1. The stone benches (or the brick ledges) at the entrance of Martha Washington Square. Not only are you under the gorgeous stars, but you can also make a tribute to Martha. Afterall, she was the first, First Lady, and First Ladies are all about beauty and style.

2. The benches outside of Hodson Hall. The ones next to George’s head. You can fantasize about George, powder wigs, and hoopskirts. Thoughts of the modesty will surely get you fired up.

3. Are you a sport junkie? Ride the bleachers, wrap up in the goalie nets, and/or score on middle field. Roy Kirby all the way.
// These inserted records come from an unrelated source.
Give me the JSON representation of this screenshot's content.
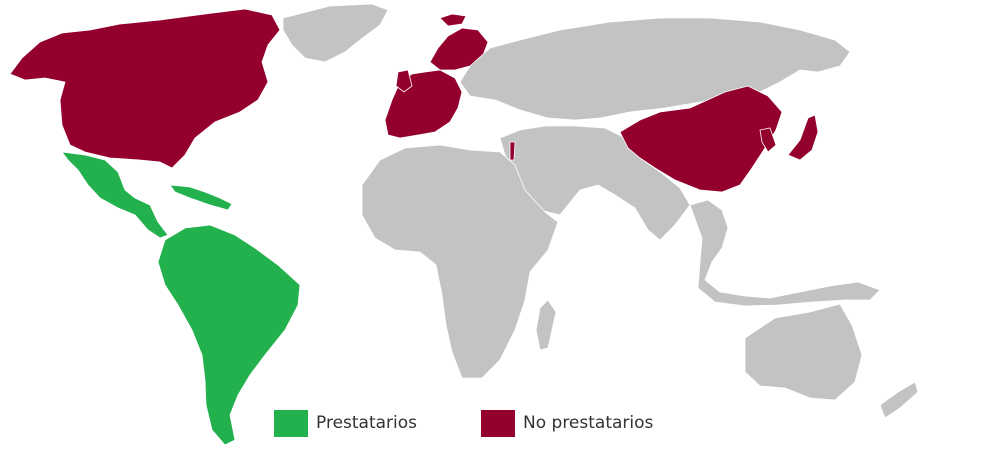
{
  "colors": {
    "borrower": "#22b14c",
    "non_borrower": "#94002d",
    "other": "#c3c3c3",
    "border": "#ffffff",
    "background": "#ffffff"
  },
  "legend": {
    "borrowers": {
      "label": "Prestatarios",
      "color": "#22b14c"
    },
    "non_borrowers": {
      "label": "No prestatarios",
      "color": "#94002d"
    }
  },
  "regions": [
    {
      "name": "north-america",
      "category": "non_borrower"
    },
    {
      "name": "greenland",
      "category": "other"
    },
    {
      "name": "mexico-central-america-caribbean",
      "category": "borrower"
    },
    {
      "name": "south-america",
      "category": "borrower"
    },
    {
      "name": "western-europe",
      "category": "non_borrower"
    },
    {
      "name": "scandinavia",
      "category": "non_borrower"
    },
    {
      "name": "israel",
      "category": "non_borrower"
    },
    {
      "name": "china",
      "category": "non_borrower"
    },
    {
      "name": "japan",
      "category": "non_borrower"
    },
    {
      "name": "korea",
      "category": "non_borrower"
    },
    {
      "name": "russia-central-asia",
      "category": "other"
    },
    {
      "name": "middle-east-south-asia",
      "category": "other"
    },
    {
      "name": "africa",
      "category": "other"
    },
    {
      "name": "southeast-asia",
      "category": "other"
    },
    {
      "name": "australia-oceania",
      "category": "other"
    }
  ]
}
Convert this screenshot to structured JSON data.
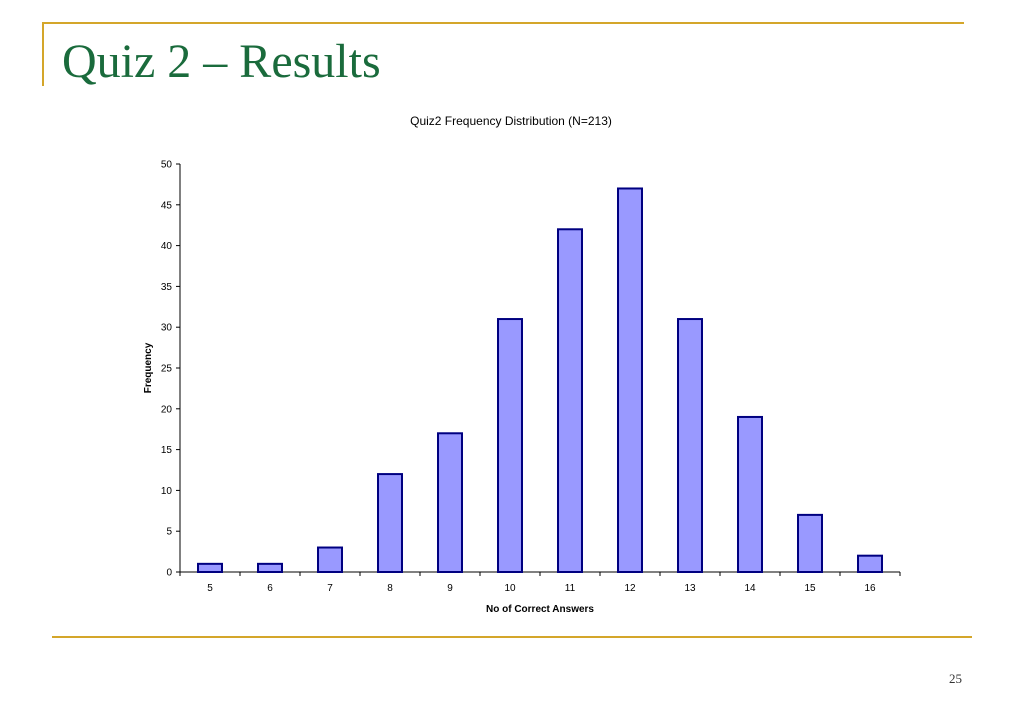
{
  "slide": {
    "title": "Quiz 2 – Results",
    "page_number": "25"
  },
  "colors": {
    "accent_rule": "#d4a62a",
    "title_text": "#1a6b3c",
    "bar_fill": "#9999ff",
    "bar_stroke": "#000080"
  },
  "chart_data": {
    "type": "bar",
    "title": "Quiz2  Frequency Distribution (N=213)",
    "xlabel": "No of Correct Answers",
    "ylabel": "Frequency",
    "categories": [
      "5",
      "6",
      "7",
      "8",
      "9",
      "10",
      "11",
      "12",
      "13",
      "14",
      "15",
      "16"
    ],
    "values": [
      1,
      1,
      3,
      12,
      17,
      31,
      42,
      47,
      31,
      19,
      7,
      2
    ],
    "ylim": [
      0,
      50
    ],
    "yticks": [
      "0",
      "5",
      "10",
      "15",
      "20",
      "25",
      "30",
      "35",
      "40",
      "45",
      "50"
    ],
    "grid": false,
    "legend": "none"
  }
}
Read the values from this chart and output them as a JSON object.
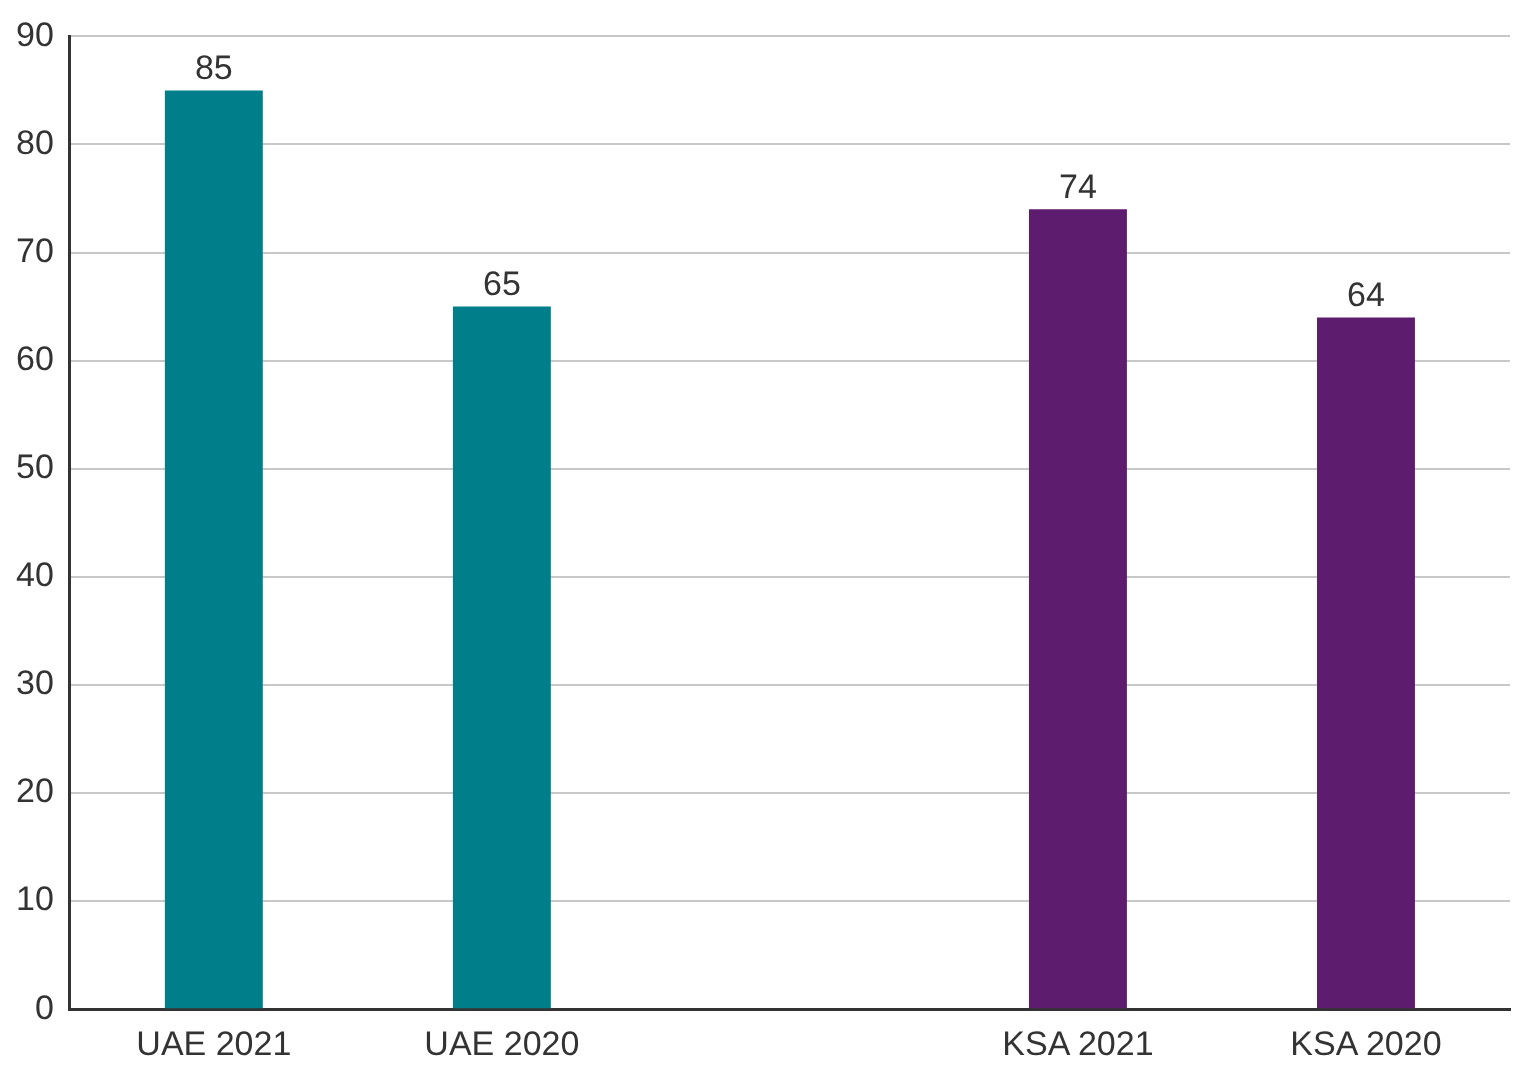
{
  "chart_data": {
    "type": "bar",
    "categories": [
      "UAE 2021",
      "UAE 2020",
      null,
      "KSA 2021",
      "KSA 2020"
    ],
    "values": [
      85,
      65,
      null,
      74,
      64
    ],
    "colors": [
      "#007f8a",
      "#007f8a",
      "#ffffff",
      "#5e1c6e",
      "#5e1c6e"
    ],
    "ylim": [
      0,
      90
    ],
    "yticks": [
      0,
      10,
      20,
      30,
      40,
      50,
      60,
      70,
      80,
      90
    ],
    "grid": "y",
    "legend": false,
    "data_labels": true
  }
}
Or hit a home run on Athey park, and then move on down to the tennis courts to finish off. It’s every parent’s dream for their child to do well on the field.

4. For an adrenaline rush, try the crosswalk. I’m not talking about the sidewalk. Because everyone fantasizes about being run over during missionary.

 

Inside Locations:

1. Practice the art of contamination in one of the many Toll science labs (just try not to break any beakers). Talk about a chemical reaction.

2. Wants to make special friends in high places? Try the Sky Box, the CAC’s light tower, or Middle Hall’s tower. Whichever you’d prefer. The higher the site, the closer you are to heaven.

3. Any elevator on campus. (Chester, Sass, Hodson, Harford, Smith, Goldstein, etc.) Try to hit all of the right buttons.

4. If you are in need of some serious exercise, hit it off at the gym. Test out and see how fast each machine can go.

 

Now that you have some ideas, it’s time to explore the sexual potential of our beautiful campus. The above lists are just a starting point. Take these two lists and run. Be creative, and have courage to explore the possibilities. So get ready WC. It’s sexy time anywhere, anytime.

 

Notice: This article is a part of the annual April Fool’s edition.  None of the information in this article is true.